– Эдик, есть решение сделать тебя человеком, – бодро объявляет Ал. Александров, он же Эрмий.
Гневная Калипсо воздевает руки к небу.
– Боги ревнивые, сколь вы безжалостно к нам непреклонны! Вас раздражает, когда мы, богини, приемлем на ложе смертного мужа, и нам он становится милым супругом.
– А где мой «Ватерпас»? – кричит Эдик. – Где государственное имущество?
Нимфа вытаскивает на воду «Ватерпас».
– Вот ваш «Ватерпас», и гудбайчик. Беги к своей Нинке, пусть ее Зевс покарает могучею дланью.
Эдик тут становится маленьким-маленьким. Перед ним на песке гигантские босые ступни нимфы и штиблеты Эрмия. Ступни и штиблеты сближаются, как будто их хозяева соединяются в поцелуе.
Эдик бежит по воде и плывет к «Ватерпасу».
– Я люблю, но об этом никто не узнает, – громоподобным басом поет нимфа.
Песня № 7
Даже странно…
Снова бескрайнее море. Эдик стоит у штурвала, ведет «Ватерпас» вперед, а может быть, назад.
На горизонте очертания земли, приближается еще какой-то порт.
Измученный Эдик опускает голову на штурвал. Ураганом проносятся у него в мозгу Сцилла и Харибда, медведь-губернатор, «Коза ностра», бочка, морская нечисть, Нью-Йорк, Джеймс Бонд, нимфа Калипсо…
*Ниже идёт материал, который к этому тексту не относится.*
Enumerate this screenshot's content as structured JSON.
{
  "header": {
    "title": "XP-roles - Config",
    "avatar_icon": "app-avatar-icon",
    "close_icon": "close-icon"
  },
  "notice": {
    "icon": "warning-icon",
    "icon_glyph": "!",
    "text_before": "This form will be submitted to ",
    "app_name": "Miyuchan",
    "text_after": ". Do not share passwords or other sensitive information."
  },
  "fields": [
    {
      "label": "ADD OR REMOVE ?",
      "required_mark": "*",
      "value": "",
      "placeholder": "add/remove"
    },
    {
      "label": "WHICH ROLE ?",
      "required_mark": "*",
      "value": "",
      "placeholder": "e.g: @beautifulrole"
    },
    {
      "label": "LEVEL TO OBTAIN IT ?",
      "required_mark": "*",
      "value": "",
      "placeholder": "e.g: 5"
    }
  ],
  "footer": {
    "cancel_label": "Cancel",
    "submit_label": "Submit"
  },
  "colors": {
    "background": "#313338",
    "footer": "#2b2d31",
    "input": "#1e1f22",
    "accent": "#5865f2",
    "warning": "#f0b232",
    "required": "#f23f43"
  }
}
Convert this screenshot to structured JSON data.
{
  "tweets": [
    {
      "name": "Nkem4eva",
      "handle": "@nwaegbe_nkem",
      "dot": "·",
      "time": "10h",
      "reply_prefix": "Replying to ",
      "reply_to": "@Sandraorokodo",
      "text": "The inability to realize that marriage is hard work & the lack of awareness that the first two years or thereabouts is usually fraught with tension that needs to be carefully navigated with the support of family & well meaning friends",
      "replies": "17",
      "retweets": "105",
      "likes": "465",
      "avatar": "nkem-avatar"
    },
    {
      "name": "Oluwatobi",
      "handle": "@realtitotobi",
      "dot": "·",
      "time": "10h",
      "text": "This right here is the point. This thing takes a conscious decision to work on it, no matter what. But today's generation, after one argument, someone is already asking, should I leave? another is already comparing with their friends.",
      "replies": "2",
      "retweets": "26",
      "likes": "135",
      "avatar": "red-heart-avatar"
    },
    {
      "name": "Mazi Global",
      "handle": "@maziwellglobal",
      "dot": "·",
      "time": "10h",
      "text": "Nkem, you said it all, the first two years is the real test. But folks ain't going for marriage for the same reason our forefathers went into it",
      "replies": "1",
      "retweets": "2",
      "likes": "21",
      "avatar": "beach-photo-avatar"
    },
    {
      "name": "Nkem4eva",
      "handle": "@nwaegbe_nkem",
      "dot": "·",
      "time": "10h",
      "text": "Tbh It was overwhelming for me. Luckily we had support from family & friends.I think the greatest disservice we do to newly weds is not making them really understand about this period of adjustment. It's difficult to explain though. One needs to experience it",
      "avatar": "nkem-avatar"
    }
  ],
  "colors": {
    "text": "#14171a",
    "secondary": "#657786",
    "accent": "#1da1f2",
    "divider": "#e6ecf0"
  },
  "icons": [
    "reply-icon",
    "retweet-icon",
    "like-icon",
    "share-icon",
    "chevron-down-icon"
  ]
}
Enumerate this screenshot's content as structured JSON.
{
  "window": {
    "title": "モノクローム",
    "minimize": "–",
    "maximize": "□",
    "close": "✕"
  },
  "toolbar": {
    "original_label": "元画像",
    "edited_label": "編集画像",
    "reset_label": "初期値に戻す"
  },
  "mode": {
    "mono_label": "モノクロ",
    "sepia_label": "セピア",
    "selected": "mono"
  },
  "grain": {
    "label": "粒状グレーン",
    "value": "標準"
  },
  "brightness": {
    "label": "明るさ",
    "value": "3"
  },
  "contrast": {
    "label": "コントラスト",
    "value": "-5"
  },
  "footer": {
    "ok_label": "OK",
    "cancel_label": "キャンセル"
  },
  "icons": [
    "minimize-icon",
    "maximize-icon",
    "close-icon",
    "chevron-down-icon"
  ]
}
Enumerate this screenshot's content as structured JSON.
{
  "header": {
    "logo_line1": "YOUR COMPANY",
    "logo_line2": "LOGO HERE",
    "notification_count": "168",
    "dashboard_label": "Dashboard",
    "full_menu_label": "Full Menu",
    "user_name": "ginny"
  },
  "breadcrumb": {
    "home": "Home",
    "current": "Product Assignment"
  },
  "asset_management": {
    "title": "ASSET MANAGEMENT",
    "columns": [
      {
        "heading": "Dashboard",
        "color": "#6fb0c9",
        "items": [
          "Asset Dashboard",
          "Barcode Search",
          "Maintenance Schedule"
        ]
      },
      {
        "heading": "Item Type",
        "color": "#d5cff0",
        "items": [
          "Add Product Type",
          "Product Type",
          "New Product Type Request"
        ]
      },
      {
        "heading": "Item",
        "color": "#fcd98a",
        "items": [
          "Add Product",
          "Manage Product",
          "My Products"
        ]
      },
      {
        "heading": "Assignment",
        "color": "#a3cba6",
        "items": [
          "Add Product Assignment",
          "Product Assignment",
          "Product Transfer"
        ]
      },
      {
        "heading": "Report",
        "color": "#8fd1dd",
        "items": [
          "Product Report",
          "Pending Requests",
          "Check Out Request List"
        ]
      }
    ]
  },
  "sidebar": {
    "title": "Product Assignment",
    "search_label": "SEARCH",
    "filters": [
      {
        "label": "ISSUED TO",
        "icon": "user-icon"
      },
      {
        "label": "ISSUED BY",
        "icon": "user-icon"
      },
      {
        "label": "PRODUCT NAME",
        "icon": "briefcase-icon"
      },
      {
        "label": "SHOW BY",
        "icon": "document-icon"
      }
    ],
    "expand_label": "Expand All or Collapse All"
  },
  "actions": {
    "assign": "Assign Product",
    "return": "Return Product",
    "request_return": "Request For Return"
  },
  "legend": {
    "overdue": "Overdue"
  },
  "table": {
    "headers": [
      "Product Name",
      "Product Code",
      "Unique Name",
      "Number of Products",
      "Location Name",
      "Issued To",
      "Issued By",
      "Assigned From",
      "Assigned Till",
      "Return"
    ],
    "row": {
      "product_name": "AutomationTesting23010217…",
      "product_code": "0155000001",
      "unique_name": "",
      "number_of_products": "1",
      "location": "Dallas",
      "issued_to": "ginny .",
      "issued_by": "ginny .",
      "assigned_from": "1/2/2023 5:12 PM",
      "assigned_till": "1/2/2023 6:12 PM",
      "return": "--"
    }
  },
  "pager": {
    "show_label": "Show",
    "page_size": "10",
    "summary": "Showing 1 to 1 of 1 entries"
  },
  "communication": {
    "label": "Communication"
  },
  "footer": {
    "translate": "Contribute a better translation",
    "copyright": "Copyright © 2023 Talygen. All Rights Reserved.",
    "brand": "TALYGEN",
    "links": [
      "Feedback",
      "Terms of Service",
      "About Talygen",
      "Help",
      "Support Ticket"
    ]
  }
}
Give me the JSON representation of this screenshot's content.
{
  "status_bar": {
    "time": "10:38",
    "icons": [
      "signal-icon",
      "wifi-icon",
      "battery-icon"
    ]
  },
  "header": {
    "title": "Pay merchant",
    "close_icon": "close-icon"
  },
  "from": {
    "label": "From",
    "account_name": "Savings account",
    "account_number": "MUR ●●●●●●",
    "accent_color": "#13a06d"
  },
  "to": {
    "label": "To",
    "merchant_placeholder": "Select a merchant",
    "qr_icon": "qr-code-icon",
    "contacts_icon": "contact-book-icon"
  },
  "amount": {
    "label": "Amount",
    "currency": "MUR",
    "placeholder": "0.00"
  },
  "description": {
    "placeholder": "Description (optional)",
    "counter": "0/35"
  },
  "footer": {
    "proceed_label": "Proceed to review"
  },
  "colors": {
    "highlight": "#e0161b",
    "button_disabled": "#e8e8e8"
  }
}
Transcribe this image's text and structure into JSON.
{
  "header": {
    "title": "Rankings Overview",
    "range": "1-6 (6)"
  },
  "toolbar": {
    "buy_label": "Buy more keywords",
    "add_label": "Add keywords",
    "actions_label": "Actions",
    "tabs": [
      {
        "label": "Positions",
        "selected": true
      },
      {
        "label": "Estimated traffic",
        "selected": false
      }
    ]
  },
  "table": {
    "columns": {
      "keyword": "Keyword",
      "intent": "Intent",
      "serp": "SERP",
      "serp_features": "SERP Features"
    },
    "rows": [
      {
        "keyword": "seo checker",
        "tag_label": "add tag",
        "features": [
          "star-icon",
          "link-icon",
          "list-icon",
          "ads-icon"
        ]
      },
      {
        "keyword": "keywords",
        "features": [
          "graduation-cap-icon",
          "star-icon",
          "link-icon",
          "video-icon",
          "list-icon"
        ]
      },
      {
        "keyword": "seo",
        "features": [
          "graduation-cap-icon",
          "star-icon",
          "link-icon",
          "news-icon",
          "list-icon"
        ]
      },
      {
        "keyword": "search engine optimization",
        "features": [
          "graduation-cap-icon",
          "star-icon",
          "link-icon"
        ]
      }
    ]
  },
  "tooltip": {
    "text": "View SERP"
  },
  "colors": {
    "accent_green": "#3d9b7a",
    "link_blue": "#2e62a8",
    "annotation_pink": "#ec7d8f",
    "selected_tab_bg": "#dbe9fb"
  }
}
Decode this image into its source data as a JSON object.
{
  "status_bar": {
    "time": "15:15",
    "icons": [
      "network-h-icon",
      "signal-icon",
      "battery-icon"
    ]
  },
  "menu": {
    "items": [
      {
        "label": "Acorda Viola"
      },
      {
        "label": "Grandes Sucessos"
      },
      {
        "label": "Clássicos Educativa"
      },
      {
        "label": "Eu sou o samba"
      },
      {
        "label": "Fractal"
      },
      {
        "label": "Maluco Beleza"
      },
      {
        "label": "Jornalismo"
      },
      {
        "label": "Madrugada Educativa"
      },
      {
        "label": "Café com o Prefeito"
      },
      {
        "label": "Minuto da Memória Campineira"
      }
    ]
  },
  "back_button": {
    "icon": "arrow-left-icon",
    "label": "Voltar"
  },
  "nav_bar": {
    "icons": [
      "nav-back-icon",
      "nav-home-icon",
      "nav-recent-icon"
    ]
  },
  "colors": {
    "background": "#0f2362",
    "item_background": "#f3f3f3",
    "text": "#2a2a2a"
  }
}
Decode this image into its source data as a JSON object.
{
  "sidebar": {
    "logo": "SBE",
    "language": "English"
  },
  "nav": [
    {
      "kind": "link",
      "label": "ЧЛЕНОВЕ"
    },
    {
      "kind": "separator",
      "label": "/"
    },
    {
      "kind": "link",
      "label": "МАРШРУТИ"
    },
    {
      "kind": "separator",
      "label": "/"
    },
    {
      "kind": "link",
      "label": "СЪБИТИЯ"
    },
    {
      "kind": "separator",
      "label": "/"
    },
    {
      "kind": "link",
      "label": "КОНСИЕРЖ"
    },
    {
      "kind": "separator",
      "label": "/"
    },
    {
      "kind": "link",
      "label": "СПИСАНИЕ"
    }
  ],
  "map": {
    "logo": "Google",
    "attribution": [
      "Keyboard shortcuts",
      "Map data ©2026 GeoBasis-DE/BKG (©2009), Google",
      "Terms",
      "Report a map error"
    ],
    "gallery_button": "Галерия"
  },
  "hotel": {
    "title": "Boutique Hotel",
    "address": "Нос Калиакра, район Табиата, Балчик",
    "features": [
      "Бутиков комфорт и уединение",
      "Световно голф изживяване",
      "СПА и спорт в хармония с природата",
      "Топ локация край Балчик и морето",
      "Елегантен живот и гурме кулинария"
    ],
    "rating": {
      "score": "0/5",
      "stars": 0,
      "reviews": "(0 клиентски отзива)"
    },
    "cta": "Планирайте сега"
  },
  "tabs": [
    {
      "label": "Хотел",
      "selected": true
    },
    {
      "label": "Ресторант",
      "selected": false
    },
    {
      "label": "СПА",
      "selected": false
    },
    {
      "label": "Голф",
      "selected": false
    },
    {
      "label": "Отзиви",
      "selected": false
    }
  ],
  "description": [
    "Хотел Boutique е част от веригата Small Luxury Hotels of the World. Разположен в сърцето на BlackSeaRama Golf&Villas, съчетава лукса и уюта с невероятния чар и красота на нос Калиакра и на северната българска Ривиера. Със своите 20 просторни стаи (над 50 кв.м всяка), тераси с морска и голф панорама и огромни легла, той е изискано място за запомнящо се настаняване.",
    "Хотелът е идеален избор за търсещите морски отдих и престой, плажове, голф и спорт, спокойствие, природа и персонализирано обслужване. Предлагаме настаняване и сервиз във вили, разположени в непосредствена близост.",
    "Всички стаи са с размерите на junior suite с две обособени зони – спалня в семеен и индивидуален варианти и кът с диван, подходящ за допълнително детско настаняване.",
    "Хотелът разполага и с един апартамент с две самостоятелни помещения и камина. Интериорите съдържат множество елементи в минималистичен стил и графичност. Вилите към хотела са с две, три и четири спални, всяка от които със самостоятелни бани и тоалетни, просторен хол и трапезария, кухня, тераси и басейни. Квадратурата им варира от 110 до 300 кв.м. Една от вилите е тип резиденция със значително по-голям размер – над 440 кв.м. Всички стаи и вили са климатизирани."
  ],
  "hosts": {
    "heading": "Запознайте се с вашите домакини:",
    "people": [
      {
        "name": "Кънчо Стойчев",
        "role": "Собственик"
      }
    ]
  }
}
Он поднимает голову, стискивает героические зубы, ведет свой «Ватерпас» навстречу неведомому.
Старинный, романтичный и грустный вальс. На террасе кафе «Ласточка» вальсируют со своими дамами Б.И. Зуппе, Витя Сорокин, «трюмные черти», Бесо и Шота. Печальный Толя Маков стоит возле буфетной стойки.
– Опять гуляете, малый каботаж? – спрашивает Шура.
– Аварийные получили, – вяло отвечает Толя и безучастным взглядом смотрит на порт, в который в это время входит небольшое судно.
Эдик подводит «Ватерпас» к стенке, на которой стоит лишь один старичок – вахтенный портовый матрос.
Он принимает швартовы.
– Телл ми, плиз, уот из дыс кантри? – обращается к нему Эдик.
– Ась? – переспрашивает старичок.
– Сильвупле, порфаборе, битте, – умоляюще взывает Эдик. – Какая это страна?
Старичок всматривается в него.
– Да ты очумел, что ли, Эдик? Ай, да никак ты «Ватерпас» привел?! Его ж вторые сутки ищут, вертолетов нагнали, тьма! Ну, молодец, Эдик, молодец! Э-ге-ге! Пойду ребят разыграю! – чрезвычайно шустро старичок убегает.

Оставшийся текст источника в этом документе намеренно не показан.